En los últimos años, la forma de hacer agricultura en la Argentina viene siendo cuestionada por algunos grupos ambientalistas, sectores del Gobierno y una masa relevante de la opinión pública urbana. El uso de agroquímicos -sobre todo glifosato- está en el centro de la escena, y también hay una creciente demanda para que el sector pueda garantizar la inocuidad y la trazabilidad de lo que produce.
Con este debate como telón de fondo, César Belloso, presidente de Aapresid; Alfredo Paseyro, presidente de la Asociación de Semilleros Argentinos (ASA), y Sergio Rodríguez, presidente de la Cámara de Sanidad Agropecuaria y Fertilizantes (Casafe), aceptaron sentarse en el “banquillo”, en el marco de una conferencia plenaria del congreso de Aapresid, que se denominó “Desafíos y controversias del modelo agrícola argentino”. Del panel también participó Miguel Hernández, de la Fundación Solidaridad Latinoamericana, que impulsa la iniciativa “Soja Responsable”.
“Si hay un lugar en el mundo que produce alimentos con sustentabilidad es Sudamérica, a partir del paradigma de la siembra directa. El grueso del modelo agrícola global se hace bajo algún sistema de labranza y no es sustentable”, aseguró Belloso.
Pero en la mesa de debate se planteó que en la Argentina hay una coyuntura política y económica que pone en jaque la adecuada planificación de la secuencia de cultivos, que preserve la riqueza de los suelos (la gallina de los huevos de oro”, lo calificó Belloso) y evite que la mayoría se tenga que refugiar en la soja.
Rodríguez está convencido de que la producción agrícola argentina era más sostenible hace diez años, porque tenía más superficie de maíz y trigo. “Si herimos la rotación atentamos contra la sustentabilidad”, insistió.
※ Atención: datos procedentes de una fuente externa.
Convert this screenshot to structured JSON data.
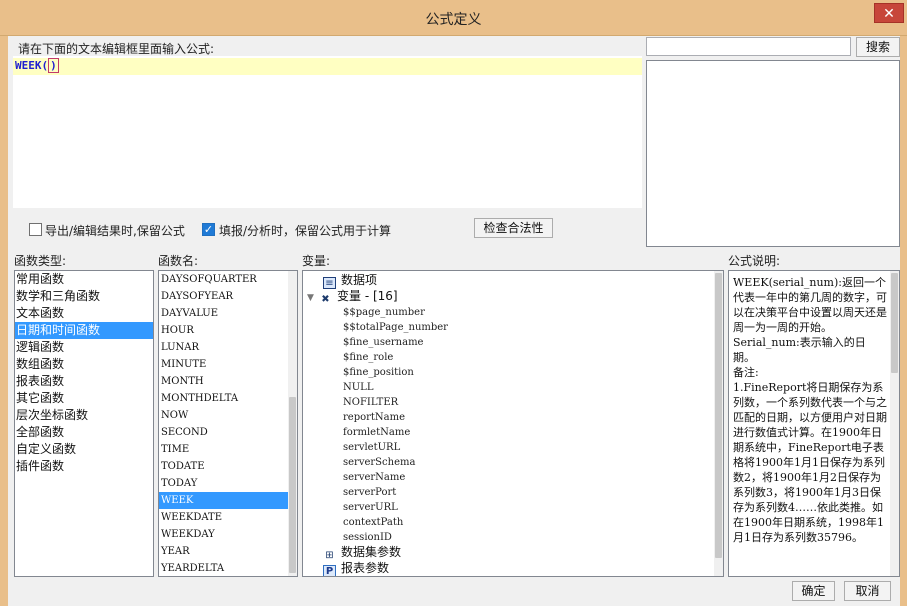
{
  "window": {
    "title": "公式定义",
    "close_label": "✕"
  },
  "editor": {
    "prompt": "请在下面的文本编辑框里面输入公式:",
    "formula_name": "WEEK(",
    "formula_paren": ")"
  },
  "search": {
    "input_value": "",
    "button_label": "搜索"
  },
  "options": {
    "keep_formula_on_export": {
      "label": "导出/编辑结果时,保留公式",
      "checked": false
    },
    "keep_formula_on_fill": {
      "label": "填报/分析时，保留公式用于计算",
      "checked": true
    }
  },
  "validate_button": "检查合法性",
  "function_types": {
    "label": "函数类型:",
    "items": [
      "常用函数",
      "数学和三角函数",
      "文本函数",
      "日期和时间函数",
      "逻辑函数",
      "数组函数",
      "报表函数",
      "其它函数",
      "层次坐标函数",
      "全部函数",
      "自定义函数",
      "插件函数"
    ],
    "selected_index": 3
  },
  "function_names": {
    "label": "函数名:",
    "items": [
      "DAYSOFQUARTER",
      "DAYSOFYEAR",
      "DAYVALUE",
      "HOUR",
      "LUNAR",
      "MINUTE",
      "MONTH",
      "MONTHDELTA",
      "NOW",
      "SECOND",
      "TIME",
      "TODATE",
      "TODAY",
      "WEEK",
      "WEEKDATE",
      "WEEKDAY",
      "YEAR",
      "YEARDELTA"
    ],
    "selected_index": 13
  },
  "variables": {
    "label": "变量:",
    "data_items": "数据项",
    "variables_group": "变量 - [16]",
    "items": [
      "$$page_number",
      "$$totalPage_number",
      "$fine_username",
      "$fine_role",
      "$fine_position",
      "NULL",
      "NOFILTER",
      "reportName",
      "formletName",
      "servletURL",
      "serverSchema",
      "serverName",
      "serverPort",
      "serverURL",
      "contextPath",
      "sessionID"
    ],
    "dataset_params": "数据集参数",
    "report_params": "报表参数"
  },
  "description": {
    "label": "公式说明:",
    "text": "WEEK(serial_num):返回一个代表一年中的第几周的数字，可以在决策平台中设置以周天还是周一为一周的开始。\nSerial_num:表示输入的日期。\n备注:\n1.FineReport将日期保存为系列数，一个系列数代表一个与之匹配的日期，以方便用户对日期进行数值式计算。在1900年日期系统中，FineReport电子表格将1900年1月1日保存为系列数2，将1900年1月2日保存为系列数3，将1900年1月3日保存为系列数4……依此类推。如在1900年日期系统，1998年1月1日存为系列数35796。"
  },
  "footer": {
    "ok_label": "确定",
    "cancel_label": "取消"
  }
}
El presidente de Aapresid coincidió en que el escenario productivo se desequilibró por las restricciones y cupos que “encierran” al maíz y al trigo, entre otros factores.
En la mesa, se coincidió en que el paquete tecnológico, muchas veces demonizado, viene dando una mano para mejorar el perfil ambiental. El presidente de Casafe contó que las compañías invierten 300 millones de dólares por cada molécula de un agroquímico que ponen a disposición del productor para defender un cultivo. Y que la meta es desarrollar productos inocuos para el hombre y el ambiente, con la menor cantidad de ingrediente activo posible y mayor persistencia en los lotes, para que haya que aplicar menos.
“El 90% de los productos que se usan son de banda verde de la FAO; es decir, los de menor nivel de riesgo para la salud y el ambiente”, precisó Rodríguez.
A este contexto, Belloso sumó la agricultura de precisión, que a partir de la dosificación variable permite reducir la cantidad de agroquímicos que se aplican por hectárea, y los desarrollos biotecnológicos, que otorgan protección contra insectos desde la semilla y “ahorran” químicos.
“A la Argentina también le falta una Ley Nacional de Fitosanitarios. Necesitamos uniformidad de criterio. En cada provincia hay legislaciones diferentes sobre los límites para las fumigaciones aéreas”, reclamó Rodríguez.
La contraposición entre alimentos transgénicos y orgánicos también se puso sobre la mesa. “A veces creo que quienes trabajamos en este rubro tendríamos que ponernos un cartelito que diga: yo consumo lo que produzco”, planteó Paseyro, quien recordó que la producción de base biotecnológica tiene fuertes regulaciones para garantizar su seguridad.
“La agricultura orgánica es una idea fantástica, pero utópica porque sin la tecnología para proteger los cultivos la producción caería un 40%”, aseguró Rodríguez.
Hubo un eje transversal que recorrió todo el debate: las dificultades de imagen que tiene el campo entre algunos sectores urbanos. “La industria alimentaria, por ejemplo, tiene una imagen más positiva que el sector agropecuario, a pesar de que nosotros los proveemos de sus insumos básicos”, señaló Paseyro.
“En el mundo se destaca a la agricultura argentina, pero aquí somos los malos de la película”, se lamentó Belloso.
El camino para salir de esta encrucijada comienza con una mejor comunicación y se cierra con la posibilidad de garantizar y demostrar que el manejo de un cultivo cumple a rajatabla las buenas prácticas agrícolas. “Hay protocolos que permiten llevar un registro de lo que se hace en el lote, en el marco de iniciativas como Soja Responsable”, destacó Hernández.
En esa línea va lo que Aapresid está haciendo con el programa de Agricultura Certificada (AC). “A veces a los productores les cuesta comprenden este punto. Dicen ‘si hago las cosas bien, ¿por qué encima tengo que demostrarlo?’. Pero la demanda de la sociedad está, y el registro y la certificación de las buenas prácticas es una herramienta estratégica”, concluyó Belloso.